Widely criticized for its treatment of LGBT people, Nigeria does not allow or recognize LGBT rights. In 12 northern states that have adopted Shari’a law, the punishment for same-sex activity is death by stoning. In southern Nigeria and more secular parts of the country, the maximum punishment is 14 years in prison.
According to the Pew Research Center, 98 percent of Nigerian residents believe that homosexuality is not an acceptable way of life.
Homosexuality is not a crime punishable by death in Qatar, but the country makes our list because anyone—regardless of sexual orientation—can be put to death for extramarital sex. Additionally, sodomy between men touts a one to three year prison sentence in Qatar. In 1995, an American citizen, who was found guilty of homosexual activity in Qatar, was sentenced to six months imprisonment and 90 lashes.
Under this Arab state’s interpretation of Shari’a law, a married man engaging in sodomy or any non-Muslim man who commit sodomy can be stoned to death. Saudi Arabian law also punishes homosexuality and cross-dressing with fines, prison sentences, corporal punishment, whipping, and chemical castrations.
Just last year, a 24-year-old Saudi Arabia was given three years detention and 450 lashes after being found guilty of arranging dates between men on Twitter.
Although Somalia’s Penal Code specifies prison for homosexual acts, some members of the LGBT community have received the death penalty by Islamic courts in southern regions of the country.
In 2013, Islamic rebels stoned a gay Somali teenager to death as punishment for being gay.
According to the Sudan Criminal Act of 1991, three-time offenders under the country’s sodomy law can be put to death. Initial and second offenses carry punishments of imprisonment and flogging.

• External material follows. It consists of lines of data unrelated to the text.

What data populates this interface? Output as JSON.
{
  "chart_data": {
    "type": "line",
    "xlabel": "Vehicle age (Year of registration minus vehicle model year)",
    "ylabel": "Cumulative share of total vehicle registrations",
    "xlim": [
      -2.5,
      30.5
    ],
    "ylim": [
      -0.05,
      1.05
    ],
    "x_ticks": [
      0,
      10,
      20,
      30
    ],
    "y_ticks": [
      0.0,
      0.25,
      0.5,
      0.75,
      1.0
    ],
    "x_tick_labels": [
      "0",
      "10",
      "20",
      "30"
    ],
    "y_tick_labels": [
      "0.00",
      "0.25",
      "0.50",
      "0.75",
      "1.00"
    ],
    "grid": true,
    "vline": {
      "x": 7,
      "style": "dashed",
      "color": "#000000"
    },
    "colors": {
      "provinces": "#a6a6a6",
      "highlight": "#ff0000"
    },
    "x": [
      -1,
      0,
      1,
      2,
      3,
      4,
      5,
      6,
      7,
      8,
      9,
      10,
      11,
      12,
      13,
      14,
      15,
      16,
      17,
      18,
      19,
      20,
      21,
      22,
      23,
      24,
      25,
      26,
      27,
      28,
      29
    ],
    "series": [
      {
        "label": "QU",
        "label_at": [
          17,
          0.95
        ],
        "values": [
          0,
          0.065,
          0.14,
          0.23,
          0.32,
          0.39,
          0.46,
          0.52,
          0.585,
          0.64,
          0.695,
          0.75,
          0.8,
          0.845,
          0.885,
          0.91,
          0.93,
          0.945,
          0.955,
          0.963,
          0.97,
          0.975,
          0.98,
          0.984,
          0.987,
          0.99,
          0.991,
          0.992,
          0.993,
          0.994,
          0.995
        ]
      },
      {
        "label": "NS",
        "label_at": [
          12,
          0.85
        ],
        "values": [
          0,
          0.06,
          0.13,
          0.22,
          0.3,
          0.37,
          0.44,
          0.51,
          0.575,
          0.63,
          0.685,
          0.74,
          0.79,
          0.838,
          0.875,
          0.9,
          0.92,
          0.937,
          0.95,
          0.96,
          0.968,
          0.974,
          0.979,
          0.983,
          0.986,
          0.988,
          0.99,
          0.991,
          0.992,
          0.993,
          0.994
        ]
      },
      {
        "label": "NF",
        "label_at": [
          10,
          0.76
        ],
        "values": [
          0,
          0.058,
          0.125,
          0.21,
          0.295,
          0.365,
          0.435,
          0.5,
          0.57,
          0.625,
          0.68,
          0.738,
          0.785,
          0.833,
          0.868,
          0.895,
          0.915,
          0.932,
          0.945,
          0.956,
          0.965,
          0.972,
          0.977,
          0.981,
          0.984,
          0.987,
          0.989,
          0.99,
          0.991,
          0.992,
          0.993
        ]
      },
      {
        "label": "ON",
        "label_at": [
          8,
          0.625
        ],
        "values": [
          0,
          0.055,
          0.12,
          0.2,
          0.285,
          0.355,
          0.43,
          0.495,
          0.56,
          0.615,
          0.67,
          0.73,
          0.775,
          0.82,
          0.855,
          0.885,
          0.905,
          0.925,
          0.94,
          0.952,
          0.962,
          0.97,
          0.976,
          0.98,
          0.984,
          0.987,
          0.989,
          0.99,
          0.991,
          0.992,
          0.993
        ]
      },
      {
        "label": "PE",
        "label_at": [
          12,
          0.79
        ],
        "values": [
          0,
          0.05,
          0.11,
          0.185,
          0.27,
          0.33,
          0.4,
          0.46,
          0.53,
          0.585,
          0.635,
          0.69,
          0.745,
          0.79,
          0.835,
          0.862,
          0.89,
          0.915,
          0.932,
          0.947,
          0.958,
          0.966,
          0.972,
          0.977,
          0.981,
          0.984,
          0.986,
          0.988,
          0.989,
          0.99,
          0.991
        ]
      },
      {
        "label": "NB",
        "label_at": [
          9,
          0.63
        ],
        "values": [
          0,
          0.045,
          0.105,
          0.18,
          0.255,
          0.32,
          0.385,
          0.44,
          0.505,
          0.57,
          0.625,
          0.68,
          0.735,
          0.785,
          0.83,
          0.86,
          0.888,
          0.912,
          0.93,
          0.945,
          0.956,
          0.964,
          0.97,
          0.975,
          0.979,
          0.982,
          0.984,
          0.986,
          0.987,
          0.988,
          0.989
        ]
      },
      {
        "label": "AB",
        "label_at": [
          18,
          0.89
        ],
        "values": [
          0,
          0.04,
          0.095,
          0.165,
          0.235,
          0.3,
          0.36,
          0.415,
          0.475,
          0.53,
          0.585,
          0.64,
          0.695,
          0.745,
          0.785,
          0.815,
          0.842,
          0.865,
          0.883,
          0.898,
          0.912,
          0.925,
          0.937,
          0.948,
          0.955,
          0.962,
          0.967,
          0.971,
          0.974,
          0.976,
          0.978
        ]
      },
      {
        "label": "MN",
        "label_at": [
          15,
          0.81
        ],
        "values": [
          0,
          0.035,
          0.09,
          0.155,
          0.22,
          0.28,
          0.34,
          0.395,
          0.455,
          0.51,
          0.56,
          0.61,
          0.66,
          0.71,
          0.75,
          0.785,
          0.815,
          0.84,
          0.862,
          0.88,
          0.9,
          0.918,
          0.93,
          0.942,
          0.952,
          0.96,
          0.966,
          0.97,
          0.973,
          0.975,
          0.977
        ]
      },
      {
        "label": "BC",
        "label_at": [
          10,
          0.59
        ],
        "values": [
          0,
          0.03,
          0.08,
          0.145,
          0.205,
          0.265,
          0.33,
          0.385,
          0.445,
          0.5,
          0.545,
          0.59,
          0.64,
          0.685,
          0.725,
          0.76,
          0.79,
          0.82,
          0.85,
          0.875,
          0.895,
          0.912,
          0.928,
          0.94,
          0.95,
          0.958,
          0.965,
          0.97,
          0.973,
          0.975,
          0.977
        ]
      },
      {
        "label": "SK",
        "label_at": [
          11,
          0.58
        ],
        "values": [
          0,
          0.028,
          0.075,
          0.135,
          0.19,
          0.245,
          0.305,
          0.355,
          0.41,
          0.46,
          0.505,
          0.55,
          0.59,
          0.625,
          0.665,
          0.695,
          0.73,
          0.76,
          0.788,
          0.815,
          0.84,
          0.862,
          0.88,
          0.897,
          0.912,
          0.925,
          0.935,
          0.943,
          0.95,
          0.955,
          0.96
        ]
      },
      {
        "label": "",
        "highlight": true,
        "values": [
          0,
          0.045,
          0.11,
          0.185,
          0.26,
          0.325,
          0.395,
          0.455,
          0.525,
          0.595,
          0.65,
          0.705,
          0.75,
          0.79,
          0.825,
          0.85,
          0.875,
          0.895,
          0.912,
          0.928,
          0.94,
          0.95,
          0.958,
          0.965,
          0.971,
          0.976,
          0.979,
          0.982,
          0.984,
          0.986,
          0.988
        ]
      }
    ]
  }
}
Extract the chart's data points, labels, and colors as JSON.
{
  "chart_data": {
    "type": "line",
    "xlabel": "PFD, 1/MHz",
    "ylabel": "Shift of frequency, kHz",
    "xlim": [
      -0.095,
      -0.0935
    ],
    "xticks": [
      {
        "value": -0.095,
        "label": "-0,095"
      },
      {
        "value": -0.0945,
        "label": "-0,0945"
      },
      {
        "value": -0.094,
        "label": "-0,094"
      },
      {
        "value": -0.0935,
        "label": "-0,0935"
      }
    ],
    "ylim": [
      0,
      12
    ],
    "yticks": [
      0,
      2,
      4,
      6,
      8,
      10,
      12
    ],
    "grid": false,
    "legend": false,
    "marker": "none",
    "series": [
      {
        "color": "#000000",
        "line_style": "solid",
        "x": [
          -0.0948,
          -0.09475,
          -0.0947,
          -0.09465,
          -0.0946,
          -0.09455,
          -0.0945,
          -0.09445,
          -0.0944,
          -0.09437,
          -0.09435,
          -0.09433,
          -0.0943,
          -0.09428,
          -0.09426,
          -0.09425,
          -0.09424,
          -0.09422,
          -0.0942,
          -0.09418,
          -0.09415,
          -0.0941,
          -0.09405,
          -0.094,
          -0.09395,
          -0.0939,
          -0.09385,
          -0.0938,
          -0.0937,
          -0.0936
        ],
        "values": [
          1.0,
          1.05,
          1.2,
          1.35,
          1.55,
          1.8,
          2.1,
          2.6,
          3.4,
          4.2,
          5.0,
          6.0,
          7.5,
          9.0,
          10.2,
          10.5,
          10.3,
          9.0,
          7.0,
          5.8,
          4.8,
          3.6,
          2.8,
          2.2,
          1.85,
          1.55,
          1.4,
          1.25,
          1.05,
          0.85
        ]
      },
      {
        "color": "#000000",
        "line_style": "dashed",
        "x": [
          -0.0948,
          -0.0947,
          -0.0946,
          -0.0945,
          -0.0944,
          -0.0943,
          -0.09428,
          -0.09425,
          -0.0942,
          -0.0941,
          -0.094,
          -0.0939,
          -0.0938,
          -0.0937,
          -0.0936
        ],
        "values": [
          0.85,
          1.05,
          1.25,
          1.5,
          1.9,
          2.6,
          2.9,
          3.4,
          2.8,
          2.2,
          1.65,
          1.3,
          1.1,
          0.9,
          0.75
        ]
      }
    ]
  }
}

A 2011 U.S. State Department human rights report found that Sudanese vigilantes target LGBT persons for violent abuse and publicly demonstrate against homosexuality.
United Arab Emirates
United Arab Emirates Penal Code is unclear regarding whether homosexuality is punishable by death. According to Article 354, the perpetrators of rape can be put to death, but the law can also be translated to include rape victims being sentenced as well. This is due to the fact that UAE law bans all extra-marital sexual activity.
In accordance with Shari’a law, homosexuality is illegal in Yemen and a crime that is punishable by death. According to Article 264 of the 1994 Penal Code, married men found guilty of engaging in homosexual intercourse can be stoned to death. Unmarried men can be punished with 100 lashes of a whip, and women may face seven years in prison.